L’INFO. La salle d’audience était bondée. Djokhar Tsarnaev, l’auteur présumé du double attentat de Boston du 15 avril dernier, a comparu mercredi pour la première fois devant la justice. Lors de cette brève audience, le jeune homme de 19 ans, d’origine tchétchène, s'est vu signifier les 30 chefs d’accusation retenus contre lui, dont 17 sont passibles de la peine de mort ou de la réclusion à perpétuité. Mais Tsarnaev a plaidé non coupable.
"Non coupable". L'audience, dite d'"arraignment", a duré seulement sept minutes. Le visage de Tsarnaev portait encore des traces de traumatisme, notamment à l'oeil gauche, et il portait un plâtre au bras gauche. En tenue de prisonnier orange, pieds et mains entravés, tignasse toujours aussi indisciplinée, il a inlassablement répété "non coupable", d'une voix grave, à mesure qu'on lui lisait les chefs d'inculpation, dont ceux d'"utilisation d'une arme de destruction massive ayant causé la mort" et "attentat dans un lieu public ayant causé la mort". Son procès n'est pas attendu avant de longs mois.
Des victimes dans la salle. Les victimes de ce double attentat qui a fait trois morts et quelque 260 blessées ont donc pu entrevoir l’accusé pour la première fois. Toutes avaient été prévenues de l'audience et une centaine d’entre elles y ont assisté. Parmi les proches de victimes, Liz Norden, mère de deux fils de 33 et 32 ans qui ont du être amputés chacun d'une jambe. "Je veux savoir pourquoi", a-t-elle expliqué."Je ne comprends pas comment on peut vivre dans ce pays et penser ainsi", a-t-elle ajouté.
"Il a besoin d’une coupe de cheveux et d’une douche. Il n’avait pas l’air bien. Ça ne m’a pas fait changer d’avis sur lui. Je veux qu’il croupisse pour le restant de sa vie en prison, qu’il souffre autant qu’ils nous a fait souffrir", a affirmé au micro d'Europe 1 une victime des frères Tsarnaev qui a perdu une jambe dans l’attentat. "Je voulais voir l’homme qui a abattu si froidement quatre personnes. Je n’ai pas vu le remord et la nervosité que je m’attendais chez quelqu’un dans sa situation", a assuré de son côté un policier, présent à l’audience et interrogé par Europe 1.
Quelques supporters. Une poignée de personnes soutenant l'accusé étaient également présentes, affirmant son innocence. "J'ai fait ma propre enquête, pour moi c'est une manipulation du FBI", expliquait Duke Latouf, venu spécialement de Las Vegas. "Je ne vois pas de preuve", ajoutait aussi Karina Figueroa, venue de New York, avec deux petites affiches dont l'une appelant à "innocenter Jahar", le surnom de l'accusé.
Il comparaît seul. Djokhar Tsarnaev est détenu depuis le 19 avril dans une prison médicalisée, à l’ouest de Boston. L’adolescent a en effet été blessé lors de sa capture, après deux jours d’une intense chasse à l’homme dans toute l’agglomération. Les autorités l’accusent d’avoir préparé et fait exploser, avec son frère aîné Tamerlan, deux bombes artisanales placées dans des cocottes-minute à proximité de la ligne d'arrivée du marathon de Boston. Mercredi, Djokhar Tsarnaev sera seul devant la juge Marianne Bowler, puisque Tamerlan, 26 ans, considéré comme le plus radical des deux frères, a été tué le 18 avril par la police.

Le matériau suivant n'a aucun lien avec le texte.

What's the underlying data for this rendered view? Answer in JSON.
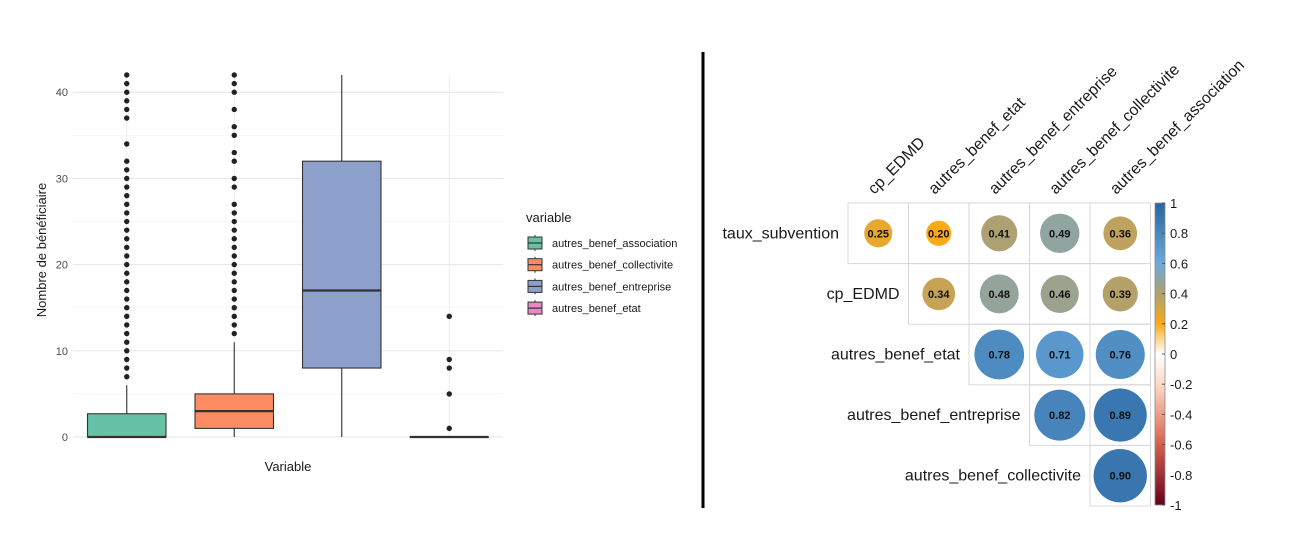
{
  "chart_data": [
    {
      "type": "box",
      "xlabel": "Variable",
      "ylabel": "Nombre de bénéficiaire",
      "ylim": [
        0,
        42
      ],
      "yticks": [
        0,
        10,
        20,
        30,
        40
      ],
      "grid": true,
      "legend": {
        "title": "variable",
        "placement": "right"
      },
      "series": [
        {
          "name": "autres_benef_association",
          "color": "#66c2a5",
          "q1": 0,
          "median": 0,
          "q3": 2.7,
          "whisker_low": 0,
          "whisker_high": 6,
          "outliers": [
            7,
            8,
            9,
            10,
            11,
            12,
            13,
            14,
            15,
            16,
            17,
            18,
            19,
            20,
            21,
            22,
            23,
            24,
            25,
            26,
            27,
            28,
            29,
            30,
            31,
            32,
            34,
            37,
            38,
            39,
            40,
            41,
            42
          ]
        },
        {
          "name": "autres_benef_collectivite",
          "color": "#fc8d62",
          "q1": 1,
          "median": 3,
          "q3": 5,
          "whisker_low": 0,
          "whisker_high": 11,
          "outliers": [
            12,
            13,
            14,
            15,
            16,
            17,
            18,
            19,
            20,
            21,
            22,
            23,
            24,
            25,
            26,
            27,
            29,
            30,
            32,
            33,
            35,
            36,
            38,
            40,
            41,
            42
          ]
        },
        {
          "name": "autres_benef_entreprise",
          "color": "#8da0cb",
          "q1": 8,
          "median": 17,
          "q3": 32,
          "whisker_low": 0,
          "whisker_high": 42,
          "outliers": []
        },
        {
          "name": "autres_benef_etat",
          "color": "#e78ac3",
          "q1": 0,
          "median": 0,
          "q3": 0,
          "whisker_low": 0,
          "whisker_high": 0,
          "outliers": [
            1,
            5,
            8,
            9,
            14
          ]
        }
      ]
    },
    {
      "type": "heatmap",
      "style": "correlation-circles-upper-triangle",
      "columns": [
        "cp_EDMD",
        "autres_benef_etat",
        "autres_benef_entreprise",
        "autres_benef_collectivite",
        "autres_benef_association"
      ],
      "rows": [
        "taux_subvention",
        "cp_EDMD",
        "autres_benef_etat",
        "autres_benef_entreprise",
        "autres_benef_collectivite"
      ],
      "values": [
        [
          0.25,
          0.2,
          0.41,
          0.49,
          0.36
        ],
        [
          null,
          0.34,
          0.48,
          0.46,
          0.39
        ],
        [
          null,
          null,
          0.78,
          0.71,
          0.76
        ],
        [
          null,
          null,
          null,
          0.82,
          0.89
        ],
        [
          null,
          null,
          null,
          null,
          0.9
        ]
      ],
      "colorbar": {
        "range": [
          -1,
          1
        ],
        "ticks": [
          "1",
          "0.8",
          "0.6",
          "0.4",
          "0.2",
          "0",
          "-0.2",
          "-0.4",
          "-0.6",
          "-0.8",
          "-1"
        ]
      }
    }
  ]
}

"Il avait l’air stressé et confus… C’est juste un enfant. Il a suivi son frère et c’est tellement triste", a affirmé un ami de la famille, présent à l’audience et interrogé par Europe 1.
Un adolescent sous influence ? Mercredi, l’avocate de Djokhar Tsarnaev devrait plaider non coupable et mettre en avant l’influence du frère aîné sur le cadet, explique CNN. Mais un élément central du dossier risque de compliquer cette stratégie : Djokhar Tsarnaev a laissé une note dans le bateau où il avait trouvé refuge lors de sa fuite. "Le gouvernement américain tue nos civils innocents. Je ne peux pas supporter de voir ce mal rester impuni. Nous musulmans, sommes un seul corps, vous faites du mal à l’un de nous, vous nous faites du mal à tous", a écrit le jeune homme, en pleine cavale désespérée, ajoutant : "Je n’aime pas tuer des civils innocents. L’islam l’interdit […] mais arrêtez de tuer nos innocents et nous arrêterons".